It is nearly impossible to talk about chart patterns on stocks without eventually discussing the very common Head and Shoulders (H&S) pattern. An H&S pattern is a reversal pattern that forms after an uptrend. A textbook H&S pattern starts to form when a stock rallies to a point and then pulls back to a particular level (shoulder #1). Next, the stock will rally again, but this time to a higher peak (head) than the previous shoulder. After forming the head, the stock will pull back to the same support as the first shoulder did. Finally, the stock rallies a 3rd time, but not as high as the head (shoulder #2).

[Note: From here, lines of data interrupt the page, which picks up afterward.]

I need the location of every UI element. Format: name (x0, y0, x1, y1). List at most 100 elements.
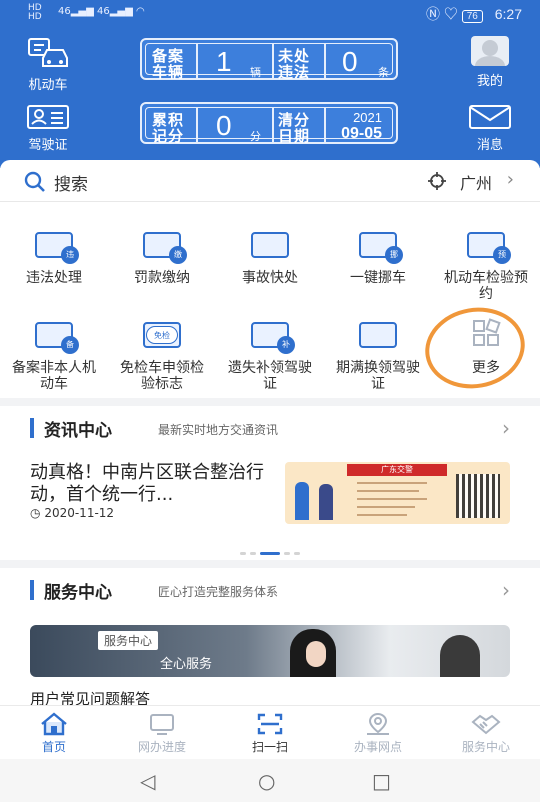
tab-label: 办事网点 (353, 740, 402, 754)
search-input[interactable]: 搜索 (54, 170, 88, 195)
clear-date-label: 清分日期 (278, 111, 311, 145)
service-register-vehicle[interactable]: 备备案非本人机动车 (0, 318, 108, 392)
pending-violations-unit: 条 (378, 66, 389, 79)
service-label: 遗失补领驾驶证 (228, 360, 312, 392)
back-icon[interactable]: ◁ (140, 769, 155, 793)
home-nav-icon[interactable]: ○ (258, 769, 275, 793)
card-divider (196, 108, 198, 142)
reissue-license-icon: 补 (245, 318, 295, 354)
icon-badge: 免检 (146, 326, 178, 344)
clock-icon: ◷ (30, 506, 41, 520)
carousel-dots (240, 540, 304, 559)
news-section-header[interactable]: 资讯中心 最新实时地方交通资讯 › (0, 408, 540, 448)
status-network: HD HD (28, 3, 42, 22)
exempt-sticker-icon: 免检 (137, 318, 187, 352)
service-banner[interactable]: 服务中心 全心服务 (30, 625, 510, 677)
card-divider (196, 44, 198, 78)
chevron-right-icon: › (502, 578, 510, 602)
icon-badge: 预 (493, 246, 511, 264)
license-label: 驾驶证 (28, 138, 68, 153)
status-right: Ⓝ ♡ 76 6:27 (426, 4, 522, 24)
service-label: 期满换领驾驶证 (336, 360, 420, 392)
city-selector[interactable]: 广州 (460, 170, 492, 194)
tab-label: 网办进度 (137, 740, 186, 754)
icon-badge: 挪 (385, 246, 403, 264)
message-button[interactable]: 消息 (448, 104, 532, 153)
news-thumbnail[interactable]: 广东交警 (285, 462, 510, 524)
monitor-icon (150, 714, 174, 735)
mine-button[interactable]: 我的 (448, 36, 532, 89)
tab-progress[interactable]: 网办进度 (112, 712, 212, 755)
card-frame: 备案车辆 1 辆 未处违法 0 条 (145, 43, 393, 80)
news-image-brand: 广东交警 (347, 464, 447, 476)
license-button[interactable]: 驾驶证 (6, 104, 90, 153)
news-item-date: ◷ 2020-11-12 (30, 506, 114, 520)
service-move-car[interactable]: 挪一键挪车 (324, 228, 432, 286)
image-text-line (357, 482, 427, 484)
agent-face (306, 641, 326, 667)
image-text-line (357, 506, 415, 508)
service-car-violation[interactable]: 违违法处理 (0, 228, 108, 286)
carousel-dot[interactable] (294, 552, 300, 555)
section-accent (30, 418, 34, 438)
mine-label: 我的 (476, 74, 503, 89)
service-center-header[interactable]: 服务中心 匠心打造完整服务体系 › (0, 570, 540, 610)
service-reissue-license[interactable]: 补遗失补领驾驶证 (216, 318, 324, 392)
home-icon (41, 712, 67, 736)
accident-icon (245, 228, 295, 262)
tab-home[interactable]: 首页 (4, 712, 104, 755)
scan-icon (257, 713, 283, 735)
clear-date-year: 2021 (353, 110, 382, 125)
message-label: 消息 (476, 138, 503, 153)
tab-service-center[interactable]: 服务中心 (436, 712, 536, 755)
icon-badge: 缴 (169, 246, 187, 264)
service-label: 一键挪车 (350, 270, 406, 286)
carousel-dot[interactable] (250, 552, 256, 555)
pending-violations-count: 0 (342, 46, 358, 77)
service-label: 免检车申领检验标志 (120, 360, 204, 392)
service-renew-license[interactable]: 期满换领驾驶证 (324, 318, 432, 392)
service-center-title: 服务中心 (44, 583, 112, 603)
tab-locations[interactable]: 办事网点 (328, 712, 428, 755)
status-bar: HD HD 46▂▄▆ 46▂▄▆ ◠ Ⓝ ♡ 76 6:27 (0, 0, 540, 26)
fine-payment-icon: 缴 (137, 228, 187, 264)
tab-scan[interactable]: 扫一扫 (220, 712, 320, 755)
news-title: 资讯中心 (44, 421, 112, 441)
service-inspection-booking[interactable]: 预机动车检验预约 (432, 228, 540, 302)
recents-icon[interactable]: □ (372, 769, 391, 793)
card-divider (272, 44, 274, 78)
image-text-line (357, 490, 419, 492)
vehicle-label: 机动车 (28, 78, 68, 93)
accumulated-points-unit: 分 (250, 130, 261, 143)
service-label: 罚款缴纳 (134, 270, 190, 286)
icon-shape (251, 232, 289, 258)
news-item-title[interactable]: 动真格！中南片区联合整治行动，首个统一行... (30, 462, 266, 506)
tab-label: 扫一扫 (251, 740, 288, 754)
section-accent (30, 580, 34, 600)
accumulated-points-label: 累积记分 (152, 111, 185, 145)
search-bar[interactable]: 搜索 广州 › (0, 160, 540, 202)
service-label: 违法处理 (26, 270, 82, 286)
carousel-dot[interactable] (240, 552, 246, 555)
icon-badge: 违 (61, 246, 79, 264)
crosshair-icon (428, 172, 446, 190)
officer-figure (295, 482, 309, 520)
license-stats-card[interactable]: 累积记分 0 分 清分日期 2021 09-05 (140, 102, 398, 144)
location-status-icon: ♡ (443, 6, 458, 22)
android-nav-bar: ◁ ○ □ (0, 759, 540, 802)
section-divider (0, 560, 540, 568)
battery-indicator: 76 (461, 10, 483, 23)
service-accident[interactable]: 事故快处 (216, 228, 324, 286)
carousel-dot[interactable] (284, 552, 290, 555)
vehicle-stats-card[interactable]: 备案车辆 1 辆 未处违法 0 条 (140, 38, 398, 80)
news-date-text: 2020-11-12 (44, 506, 115, 520)
card-divider (324, 44, 326, 78)
chevron-right-icon: › (502, 416, 510, 440)
service-exempt-sticker[interactable]: 免检免检车申领检验标志 (108, 318, 216, 392)
service-fine-payment[interactable]: 缴罚款缴纳 (108, 228, 216, 286)
location-icon (367, 712, 389, 735)
vehicle-button[interactable]: 机动车 (6, 36, 90, 93)
carousel-dot-active[interactable] (260, 552, 280, 555)
inspection-booking-icon: 预 (461, 228, 511, 264)
registered-vehicles-unit: 辆 (250, 66, 261, 79)
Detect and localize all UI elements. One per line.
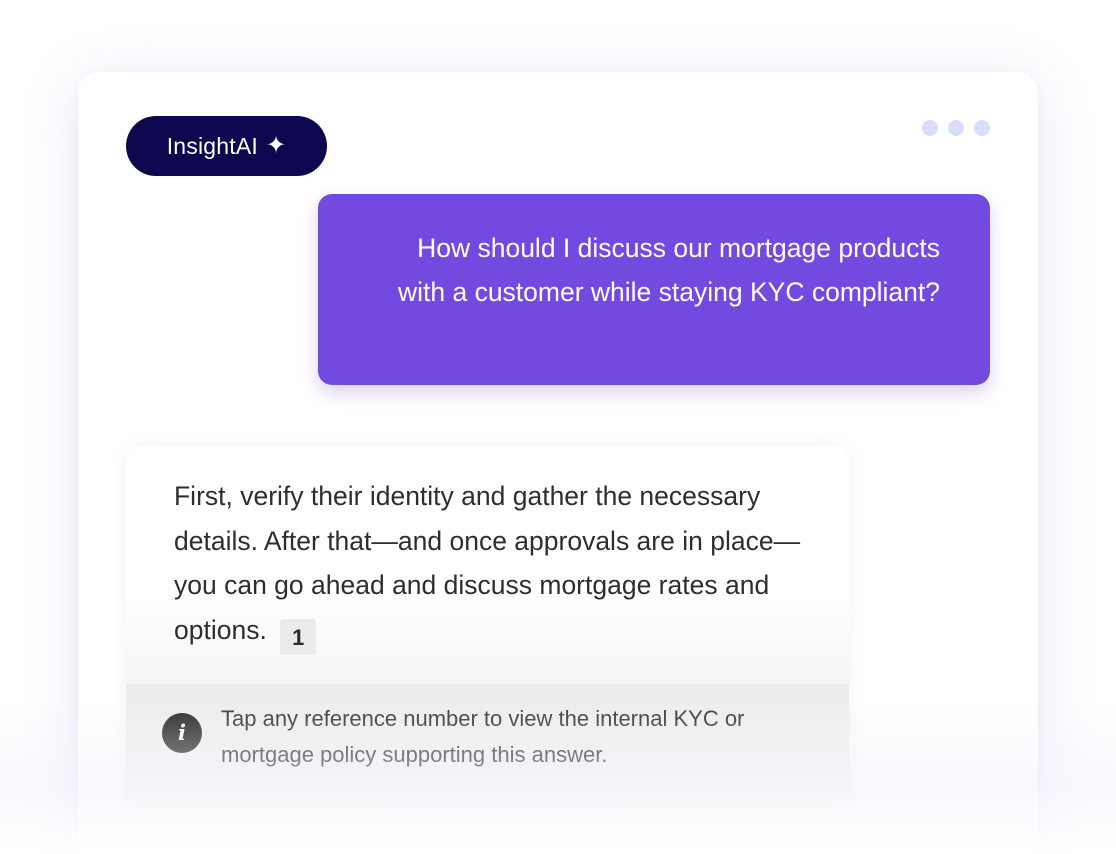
assistant-message-card: First, verify their identity and gather … bbox=[126, 446, 849, 806]
user-message-bubble: How should I discuss our mortgage produc… bbox=[318, 194, 990, 385]
user-message-text: How should I discuss our mortgage produc… bbox=[397, 233, 940, 307]
info-note: i Tap any reference number to view the i… bbox=[126, 684, 849, 806]
assistant-message-text: First, verify their identity and gather … bbox=[174, 474, 824, 655]
assistant-message-body: First, verify their identity and gather … bbox=[174, 481, 801, 645]
info-note-text: Tap any reference number to view the int… bbox=[221, 706, 745, 767]
dot-2 bbox=[948, 120, 964, 136]
brand-label: InsightAI bbox=[166, 132, 258, 159]
info-icon: i bbox=[162, 713, 202, 753]
reference-badge[interactable]: 1 bbox=[280, 618, 317, 655]
brand-pill: InsightAI ✦ bbox=[126, 116, 327, 176]
dot-1 bbox=[922, 120, 938, 136]
dot-3 bbox=[974, 120, 990, 136]
sparkle-icon: ✦ bbox=[265, 132, 287, 159]
chat-card: InsightAI ✦ How should I discuss our mor… bbox=[78, 72, 1038, 854]
more-options-icon[interactable] bbox=[922, 120, 990, 136]
page: InsightAI ✦ How should I discuss our mor… bbox=[0, 0, 1116, 854]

The level that has been created by all 3 of the pullbacks is simply a support level referred to as the “neckline”. The formation of an H&S pattern warns of a potential reversal of the uptrend into a possible downtrend.

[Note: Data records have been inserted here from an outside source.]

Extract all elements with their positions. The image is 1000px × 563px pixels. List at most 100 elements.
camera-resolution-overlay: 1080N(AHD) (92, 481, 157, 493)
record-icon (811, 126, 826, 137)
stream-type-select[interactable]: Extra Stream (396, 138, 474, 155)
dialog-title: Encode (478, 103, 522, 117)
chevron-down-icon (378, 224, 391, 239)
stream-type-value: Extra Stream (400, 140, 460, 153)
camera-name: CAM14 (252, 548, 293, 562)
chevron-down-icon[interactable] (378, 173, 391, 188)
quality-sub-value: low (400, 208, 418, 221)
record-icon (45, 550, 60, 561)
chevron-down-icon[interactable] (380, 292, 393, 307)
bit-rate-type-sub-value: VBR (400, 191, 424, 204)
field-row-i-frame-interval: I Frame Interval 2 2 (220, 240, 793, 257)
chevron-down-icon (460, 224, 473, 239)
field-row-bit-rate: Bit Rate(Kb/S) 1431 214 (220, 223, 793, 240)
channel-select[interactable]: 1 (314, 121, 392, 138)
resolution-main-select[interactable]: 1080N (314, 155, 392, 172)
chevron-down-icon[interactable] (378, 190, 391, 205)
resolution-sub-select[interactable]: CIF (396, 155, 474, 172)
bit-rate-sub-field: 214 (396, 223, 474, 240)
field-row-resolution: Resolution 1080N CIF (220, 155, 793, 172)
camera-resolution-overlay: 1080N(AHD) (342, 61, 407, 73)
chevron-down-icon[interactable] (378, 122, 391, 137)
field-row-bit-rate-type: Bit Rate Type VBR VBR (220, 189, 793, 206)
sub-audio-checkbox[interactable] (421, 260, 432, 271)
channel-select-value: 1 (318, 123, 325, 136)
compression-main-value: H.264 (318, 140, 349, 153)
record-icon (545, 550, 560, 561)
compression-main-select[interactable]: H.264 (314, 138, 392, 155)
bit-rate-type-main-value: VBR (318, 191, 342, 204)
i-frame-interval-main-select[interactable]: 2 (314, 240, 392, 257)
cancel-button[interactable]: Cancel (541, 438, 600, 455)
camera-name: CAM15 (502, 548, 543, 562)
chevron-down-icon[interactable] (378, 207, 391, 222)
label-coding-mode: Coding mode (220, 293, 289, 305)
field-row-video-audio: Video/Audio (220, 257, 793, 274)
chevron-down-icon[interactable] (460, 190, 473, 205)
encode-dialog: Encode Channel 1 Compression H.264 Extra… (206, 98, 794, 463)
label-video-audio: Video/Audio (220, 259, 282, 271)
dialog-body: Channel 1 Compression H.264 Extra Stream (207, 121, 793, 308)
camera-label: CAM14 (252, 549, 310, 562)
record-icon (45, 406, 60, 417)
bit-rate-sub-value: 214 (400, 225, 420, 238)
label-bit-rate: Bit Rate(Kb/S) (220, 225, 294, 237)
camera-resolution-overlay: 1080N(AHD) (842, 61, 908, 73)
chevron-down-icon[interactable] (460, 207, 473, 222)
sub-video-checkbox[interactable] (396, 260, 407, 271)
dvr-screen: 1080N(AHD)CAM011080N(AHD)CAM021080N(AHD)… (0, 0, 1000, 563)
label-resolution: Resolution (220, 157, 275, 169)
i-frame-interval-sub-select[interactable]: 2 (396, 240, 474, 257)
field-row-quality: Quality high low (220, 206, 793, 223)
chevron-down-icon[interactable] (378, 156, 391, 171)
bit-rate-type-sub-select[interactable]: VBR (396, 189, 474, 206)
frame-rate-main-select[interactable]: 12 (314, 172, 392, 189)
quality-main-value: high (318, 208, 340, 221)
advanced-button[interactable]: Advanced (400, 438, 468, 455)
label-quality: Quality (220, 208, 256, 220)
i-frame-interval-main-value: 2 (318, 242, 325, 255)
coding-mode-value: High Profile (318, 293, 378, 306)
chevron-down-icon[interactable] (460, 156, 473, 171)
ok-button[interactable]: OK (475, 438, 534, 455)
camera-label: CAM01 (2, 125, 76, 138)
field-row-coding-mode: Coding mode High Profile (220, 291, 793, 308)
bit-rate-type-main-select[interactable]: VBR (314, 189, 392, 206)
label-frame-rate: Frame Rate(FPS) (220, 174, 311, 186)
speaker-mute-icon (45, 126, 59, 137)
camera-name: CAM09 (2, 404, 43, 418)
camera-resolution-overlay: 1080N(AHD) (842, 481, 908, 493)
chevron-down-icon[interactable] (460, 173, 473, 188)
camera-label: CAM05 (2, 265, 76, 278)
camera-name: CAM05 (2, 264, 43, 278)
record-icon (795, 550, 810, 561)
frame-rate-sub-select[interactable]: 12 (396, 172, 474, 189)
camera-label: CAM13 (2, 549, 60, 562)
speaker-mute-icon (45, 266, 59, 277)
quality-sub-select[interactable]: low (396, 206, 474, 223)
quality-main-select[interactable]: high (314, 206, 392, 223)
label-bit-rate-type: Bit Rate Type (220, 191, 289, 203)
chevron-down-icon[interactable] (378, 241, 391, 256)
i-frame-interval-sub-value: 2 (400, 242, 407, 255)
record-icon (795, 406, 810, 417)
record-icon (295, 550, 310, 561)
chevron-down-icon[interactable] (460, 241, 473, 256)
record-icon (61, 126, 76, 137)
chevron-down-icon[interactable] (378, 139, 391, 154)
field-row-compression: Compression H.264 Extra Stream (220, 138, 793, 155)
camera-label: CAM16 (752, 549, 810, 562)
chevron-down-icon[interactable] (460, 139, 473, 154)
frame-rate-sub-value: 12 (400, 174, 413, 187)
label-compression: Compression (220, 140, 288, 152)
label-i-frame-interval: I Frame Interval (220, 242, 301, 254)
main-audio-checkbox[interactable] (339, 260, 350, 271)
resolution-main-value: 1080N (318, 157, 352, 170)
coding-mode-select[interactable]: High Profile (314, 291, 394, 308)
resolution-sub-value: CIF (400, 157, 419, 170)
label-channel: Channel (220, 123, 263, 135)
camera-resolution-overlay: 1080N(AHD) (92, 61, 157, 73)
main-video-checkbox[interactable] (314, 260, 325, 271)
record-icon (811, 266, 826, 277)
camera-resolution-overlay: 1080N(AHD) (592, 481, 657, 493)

As with any chart pattern, a trader will usually not want to act on the pattern until the stock “confirms” the pattern. Confirmation is the break of the key level that has been created by the pattern. In the case of an H&S, confirmation would be when the stock breaks the neckline (support).
What some new traders do not know is that H&S patterns can also form upside down after a downtrend. This pattern would simply be called an Inverse Head and Shoulders pattern. To see such a pattern forming, please take a look at the 1-year chart of CNQ (Canadian Natural Resources Limited) below with my added notations:
After a 7-month trend lower, CNQ has formed what appears to be an Inverse H&S (pink). I have noted the head (H) and the shoulders (S) to make the pattern more visible. (For future reference, if you imagine this pattern flipped upside down you would have a regular H&S pattern.) The neckline that CNQ’s Inverse H&S has formed is at the $38 level (green/red). CNQ would confirm the pattern by breaking up through the $38 neckline and the stock should be moving higher from there.
Lastly, keep in mind that simple is usually better. Had I never pointed out this Inverse H&S pattern, one would still think this stock is moving higher if it simply broke through the $38 resistance level. In short, whether you noticed the pattern or not, the trade would still be the same: On the break above the key $38 level.
The Tale of the Tape: After a 7-month downtrend, CNQ formed an Inverse Head and Shoulders pattern. A long trade could be entered on a break above the $38 neckline with a stop placed under that level. In reality, since there is no guarantee that CNQ will break out at all, a trader could enter a short trade on a rise up to $38. Lastly, $33 (purple/navy) should act as support on any pull back.
Before making any trading decision, decide which side of the trade you believe gives you the highest probability of success. Do you prefer the short side of the market, long side, or do you want to be in the market at all? If you haven’t thought about it, review the overall indices themselves. For example, take a look at the S&P 500. Is it trending higher or lower? Has it recently broken through a key resistance or support level? Making these decisions ahead of time will help you decide which side of the trade you believe gives you the best opportunities.
No matter what your strategy or when you decide to enter, always remember to use protective stops and you’ll be around for the next trade. Capital preservation is always key!